The look in Roland’s eyes when he’d crossed the empty dance floor... Sairis swore that he would never forget it as long as he lived. Heat and certainty and that confidence that powerful men often radiated. Sairis had seen it before, but never turned to kindness or even to lust, only to violence. He’d never been the object of that kind of desire.
And Roland with a sword, sliding through forms like a dancer, every line of him like a painting. Sairis wanted to shut his eyes and relive the entire last hour over and over.
But he couldn’t. He needed to take Hastafel’s sword into the Shadow Lands and figure out how it had trapped its victims. Ordinarily, that would have filled Sairis with keen academic curiosity. Now he could barely drum up interest.
How do people go on with their lives?
He wanted to ask Roland. He wanted to know whether his feelings were reciprocated or whether he was...what? Abnormal? Foolish? Unbalanced? Well, I already know the answer to that.
But Sairis didn’t dare. What if I aske
d and he didn’t know what I was talking about?
Roland certainly didn’t seem burdened with introspection. He followed Sairis into their room, his shirt bunched in one hand, his sheathed sword in the other. He yawned and rubbed at his eyes. “Gods, what am I going to wear? I suppose I’ll have to change at the palace.”
Sairis set to work chalking runes for a new circle beside Hastafel’s sword. Roland paused to frown at him. “Are you still going to do the...the spirit-walking?”
“Of course.”
Roland said nothing for a moment. “How dangerous is it truly?”

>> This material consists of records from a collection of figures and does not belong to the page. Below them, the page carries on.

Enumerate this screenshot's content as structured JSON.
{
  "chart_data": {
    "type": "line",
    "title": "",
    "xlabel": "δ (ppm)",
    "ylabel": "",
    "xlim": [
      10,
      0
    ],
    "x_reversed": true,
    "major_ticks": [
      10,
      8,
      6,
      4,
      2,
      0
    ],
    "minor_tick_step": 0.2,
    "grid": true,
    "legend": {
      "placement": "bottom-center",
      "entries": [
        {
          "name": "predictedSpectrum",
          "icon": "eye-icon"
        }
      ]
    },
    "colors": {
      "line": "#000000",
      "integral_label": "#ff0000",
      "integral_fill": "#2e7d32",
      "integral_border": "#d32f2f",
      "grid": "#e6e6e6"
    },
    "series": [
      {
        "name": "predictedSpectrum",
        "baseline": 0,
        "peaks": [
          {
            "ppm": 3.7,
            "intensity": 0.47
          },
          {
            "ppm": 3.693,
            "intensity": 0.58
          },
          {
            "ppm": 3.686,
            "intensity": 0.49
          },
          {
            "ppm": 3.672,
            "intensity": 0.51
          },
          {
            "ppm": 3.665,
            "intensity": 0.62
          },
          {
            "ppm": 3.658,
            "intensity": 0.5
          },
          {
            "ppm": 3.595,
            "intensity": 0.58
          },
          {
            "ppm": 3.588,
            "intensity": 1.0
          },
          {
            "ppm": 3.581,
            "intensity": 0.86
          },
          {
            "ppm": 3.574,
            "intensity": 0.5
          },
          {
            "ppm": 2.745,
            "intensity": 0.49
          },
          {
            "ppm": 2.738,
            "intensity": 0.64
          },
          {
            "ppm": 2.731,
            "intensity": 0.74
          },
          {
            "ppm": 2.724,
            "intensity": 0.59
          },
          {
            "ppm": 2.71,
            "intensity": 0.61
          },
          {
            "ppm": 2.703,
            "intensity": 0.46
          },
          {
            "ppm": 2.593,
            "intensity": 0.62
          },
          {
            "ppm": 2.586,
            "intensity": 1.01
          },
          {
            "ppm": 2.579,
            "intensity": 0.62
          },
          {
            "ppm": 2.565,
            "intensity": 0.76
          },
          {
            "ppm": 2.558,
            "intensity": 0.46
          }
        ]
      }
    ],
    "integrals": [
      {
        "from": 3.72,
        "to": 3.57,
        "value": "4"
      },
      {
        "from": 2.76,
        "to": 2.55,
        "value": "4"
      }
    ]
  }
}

Sairis glanced at Roland over his spectacles. “Roland, I’ve been doing this for almost as long as I can remember—since before I had a mentor or properly knew what magic was.”
Roland cocked his head. “With a... What did you call the sword? A spirit vessel?”
“No, that’s new.” He scratched his head. “The sword makes me think of a focus. If it is Hastafel’s focus, we could really hurt him with it. Although using a spirit vessel as a focus seems strange, and I can’t imagine why he’d risk losing it.”
“What’s a focus?”
Sairis licked his lips. Careful. “Magicians often use an object to channel and store magic. A focus can protect a magician from many forms of magical attack—certain kinds of binding, for instance. It’s difficult to collar a magician who has a proper focus.” Sairis went back to drawing runes. He thought Roland might ask a question, so he kept talking. “It’s a relatively new technique, not common before the Sundering. Not everyone uses such tools, but a sorcerer like Hastafel—someone who can’t make much of his own magic—he seems even more likely to employ a focal instrument.”
“Do you—?” began Roland and then broke off with an intake of breath.
Sairis looked up. The mouse was back. Its shadowy form darted to and fro across the mirror, pawing at the glass as it attempted to fulfill its contract. Sairis rose slowly, dusting the chalk from his hands. “Well. That’s interesting. I didn’t expect it back so soon.”